Premi asuransi yang dibayarkan oleh perusahaan untuk asuransi karyawannya, sesuai Pasal 4 UU PPh, menjadi objek pajak penghasilan karena hal tersebut merupakan tambahan kemampuan ekonomi yang diterima atau diperoleh oleh wajib pajak yang dapat dipakai untuk menambah kekayaan wajib pajak.
Bagi perusahaan, premi asuransi yang dibayarkan untuk karyawan, dapat mengurangi pajak penghasilan yang dibayar oleh perusahaan sebagai biaya/deductable expense selama atas pembayaran premi asuransi tersebut dihitung dan dipotong pajaknya sebagai objek PPh Pasal 21. Hal ini sebagaimana ditegaskan dalam UU PPh Pasal 9 huruf d:
“premi asuransi kesehatan, asuransi kecelakaan, asuransi jiwa, asuransi dwiguna, dan asuransi bea siswa, yang dibayar oleh Wajib Pajak orang pribadi, kecuali jika dibayar oleh pemberi kerja dan premi tersebut dihitung sebagai penghasilan bagi Wajib Pajak yang bersangkutan”
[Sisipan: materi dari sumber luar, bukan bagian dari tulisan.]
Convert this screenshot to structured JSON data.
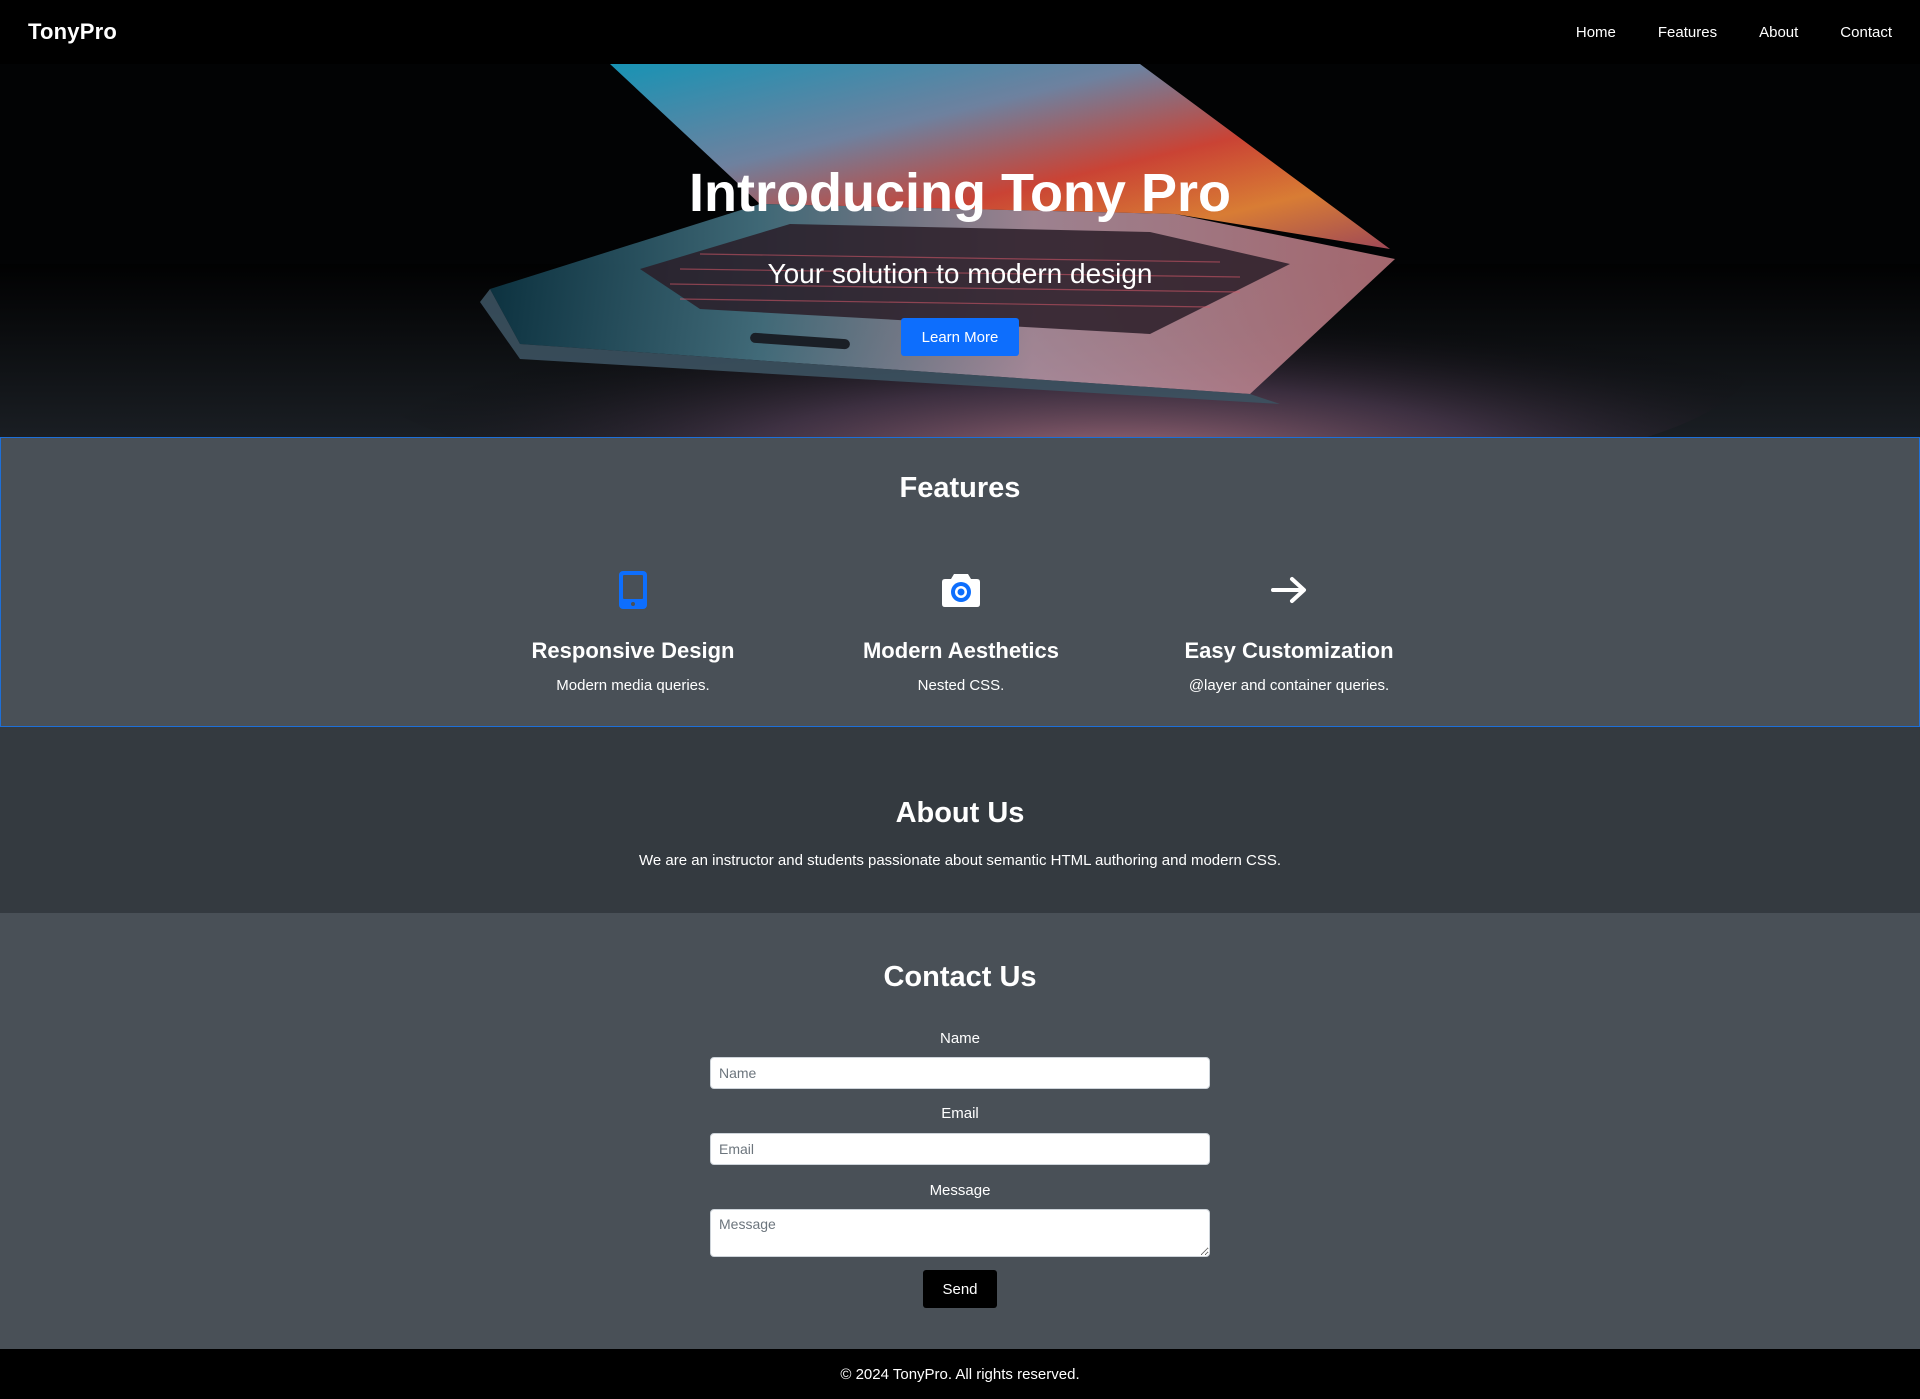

Selama ini, perusahaan memiliki kebijakan beragam atas premi yang disediakan untuk karyawannya, ada perusahaan yang mengutamakan kesejahteraan karyawan dengan tidak memotong pajak atas premi asuransi tersebut dan merelakan pajak penghasilan yang harus dibayar perusahaan menjadi lebih besar, ada juga perusahaan yang sebaliknya.
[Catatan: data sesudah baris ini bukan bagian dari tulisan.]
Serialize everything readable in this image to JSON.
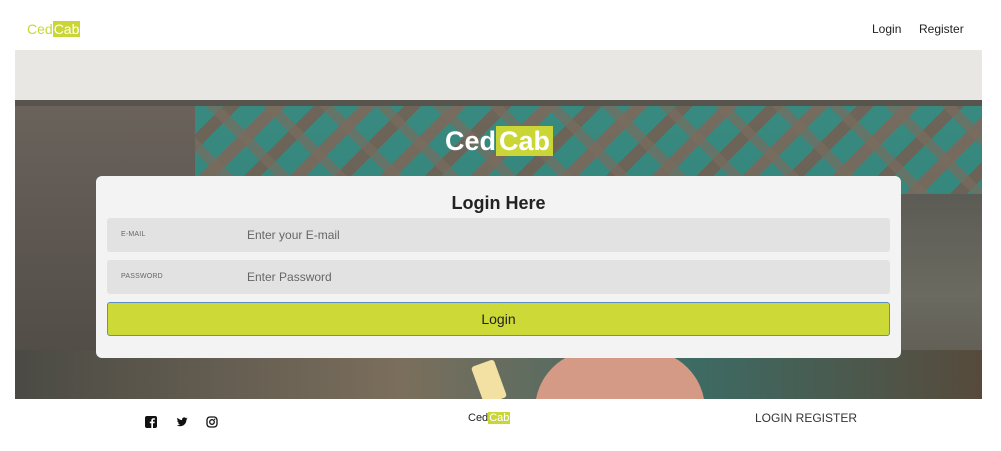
{
  "header": {
    "logo_part1": "Ced",
    "logo_part2": "Cab",
    "nav_login": "Login",
    "nav_register": "Register"
  },
  "hero": {
    "title_part1": "Ced",
    "title_part2": "Cab"
  },
  "login_form": {
    "title": "Login Here",
    "email_label": "E-MAIL",
    "email_placeholder": "Enter your E-mail",
    "password_label": "PASSWORD",
    "password_placeholder": "Enter Password",
    "submit_label": "Login"
  },
  "footer": {
    "social_icons": [
      "facebook-icon",
      "twitter-icon",
      "instagram-icon"
    ],
    "logo_part1": "Ced",
    "logo_part2": "Cab",
    "links": "LOGIN REGISTER"
  },
  "colors": {
    "brand": "#c9d636",
    "button": "#ccd937",
    "card": "#f3f3f3",
    "field": "#e2e2e2"
  }
}
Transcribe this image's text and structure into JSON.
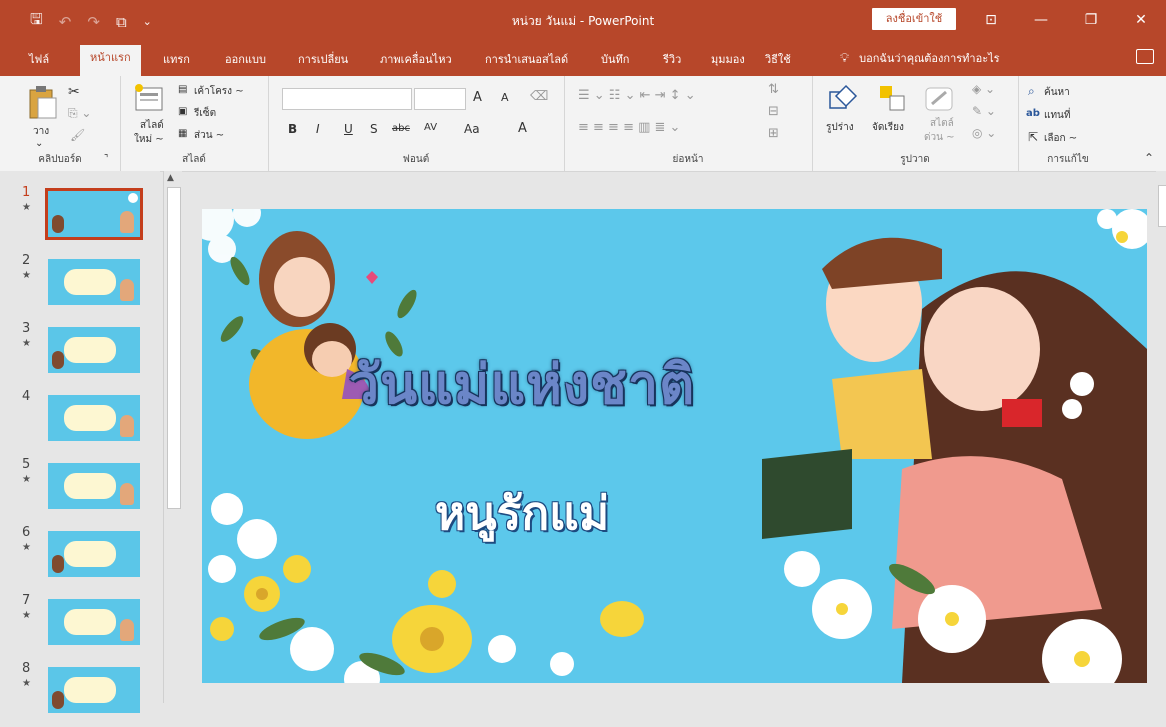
{
  "window": {
    "title": "หน่วย วันแม่  -  PowerPoint",
    "signin": "ลงชื่อเข้าใช้"
  },
  "tabs": [
    "ไฟล์",
    "หน้าแรก",
    "แทรก",
    "ออกแบบ",
    "การเปลี่ยน",
    "ภาพเคลื่อนไหว",
    "การนำเสนอสไลด์",
    "บันทึก",
    "รีวิว",
    "มุมมอง",
    "วิธีใช้"
  ],
  "tell_me": "บอกฉันว่าคุณต้องการทำอะไร",
  "ribbon": {
    "clipboard": {
      "paste": "วาง",
      "label": "คลิปบอร์ด"
    },
    "slides": {
      "new_slide_1": "สไลด์",
      "new_slide_2": "ใหม่ ~",
      "layout": "เค้าโครง ~",
      "reset": "รีเซ็ต",
      "section": "ส่วน ~",
      "label": "สไลด์"
    },
    "font": {
      "bold": "B",
      "italic": "I",
      "underline": "U",
      "shadow": "S",
      "strike": "abc",
      "spacing": "AV",
      "case": "Aa",
      "color": "A",
      "grow": "A",
      "shrink": "A",
      "label": "ฟอนต์"
    },
    "paragraph": {
      "label": "ย่อหน้า"
    },
    "drawing": {
      "shapes": "รูปร่าง",
      "arrange": "จัดเรียง",
      "styles_1": "สไตล์",
      "styles_2": "ด่วน ~",
      "label": "รูปวาด"
    },
    "editing": {
      "find": "ค้นหา",
      "replace": "แทนที่",
      "select": "เลือก ~",
      "label": "การแก้ไข"
    }
  },
  "thumbnails": [
    {
      "num": "1",
      "star": "★"
    },
    {
      "num": "2",
      "star": "★"
    },
    {
      "num": "3",
      "star": "★"
    },
    {
      "num": "4",
      "star": ""
    },
    {
      "num": "5",
      "star": "★"
    },
    {
      "num": "6",
      "star": "★"
    },
    {
      "num": "7",
      "star": "★"
    },
    {
      "num": "8",
      "star": "★"
    }
  ],
  "slide": {
    "title": "วันแม่แห่งชาติ",
    "subtitle": "หนูรักแม่"
  }
}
Namun, dengan berlakunya Peraturan Menteri Keuangan Nomor : 168 Tahun 2023 Tentang Petunjuk Pelaksanaan Pemotongan Pajak Atas Penghasilan Sehubungan Dengan Pekerjaan, Jasa, Atau Kegiatan Orang Pribadi, kini perusahaan wajib menjadikan premi yang disediakan untuk karyawan sebagai tambahan penghasilan dan wajib menghitung dan memotong PPh atasnya. Hal ini diatur dalam Pasal 5 ayat (1) dan (3) huruf f PMK 168 Tahun 2023:
“Penghasilan yang dipotong Pajak Penghasilan Pasal 21 dan/atau Pajak Penghasilan Pasal 26 Sehubungan dengan Pekerjaan, Jasa, atau Kegiatan, terdiri atas:”
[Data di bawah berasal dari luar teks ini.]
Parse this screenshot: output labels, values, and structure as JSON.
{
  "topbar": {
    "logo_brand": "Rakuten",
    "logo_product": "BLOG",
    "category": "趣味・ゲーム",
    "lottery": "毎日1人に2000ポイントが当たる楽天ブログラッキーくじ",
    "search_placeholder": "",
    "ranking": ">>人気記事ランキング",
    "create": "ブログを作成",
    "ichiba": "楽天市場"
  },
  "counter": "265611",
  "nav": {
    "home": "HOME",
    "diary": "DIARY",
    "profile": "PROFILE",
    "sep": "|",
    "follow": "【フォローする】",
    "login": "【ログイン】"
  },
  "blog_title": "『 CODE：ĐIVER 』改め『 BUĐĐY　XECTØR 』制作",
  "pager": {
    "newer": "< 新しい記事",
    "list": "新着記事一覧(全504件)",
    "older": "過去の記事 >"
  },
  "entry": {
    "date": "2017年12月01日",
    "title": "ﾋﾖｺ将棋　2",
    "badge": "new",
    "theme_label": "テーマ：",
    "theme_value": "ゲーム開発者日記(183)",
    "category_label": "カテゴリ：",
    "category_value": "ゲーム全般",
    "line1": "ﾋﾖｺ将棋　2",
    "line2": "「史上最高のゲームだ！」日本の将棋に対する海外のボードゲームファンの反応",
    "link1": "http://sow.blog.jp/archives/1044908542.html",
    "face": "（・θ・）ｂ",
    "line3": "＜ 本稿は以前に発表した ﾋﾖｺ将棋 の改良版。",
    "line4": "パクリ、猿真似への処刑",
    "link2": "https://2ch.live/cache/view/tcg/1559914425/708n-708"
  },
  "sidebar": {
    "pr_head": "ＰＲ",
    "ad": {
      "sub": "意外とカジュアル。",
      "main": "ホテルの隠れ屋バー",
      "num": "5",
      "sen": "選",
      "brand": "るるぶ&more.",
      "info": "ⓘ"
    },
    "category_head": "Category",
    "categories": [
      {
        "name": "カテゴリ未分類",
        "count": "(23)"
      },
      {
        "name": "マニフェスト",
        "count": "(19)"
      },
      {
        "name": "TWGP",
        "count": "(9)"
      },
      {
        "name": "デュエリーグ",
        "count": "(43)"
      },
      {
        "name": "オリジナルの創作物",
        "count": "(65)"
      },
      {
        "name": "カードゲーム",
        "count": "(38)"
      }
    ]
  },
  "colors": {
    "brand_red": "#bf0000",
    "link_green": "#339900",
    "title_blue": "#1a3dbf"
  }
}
“Penghasilan yang diterima atau diperoleh Pegawai Tetap, baik yang bersifat teratur maupun tidak teratur sebagaimana dimaksud pada ayat (1) huruf a, dapat berupa:
pembayaran premi asuransi kesehatan, asuransi kecelakaan kerja, asuransi jiwa, asuransi dwiguna, dan asuransi beasiswa yang dibayarkan oleh pemberi kerja”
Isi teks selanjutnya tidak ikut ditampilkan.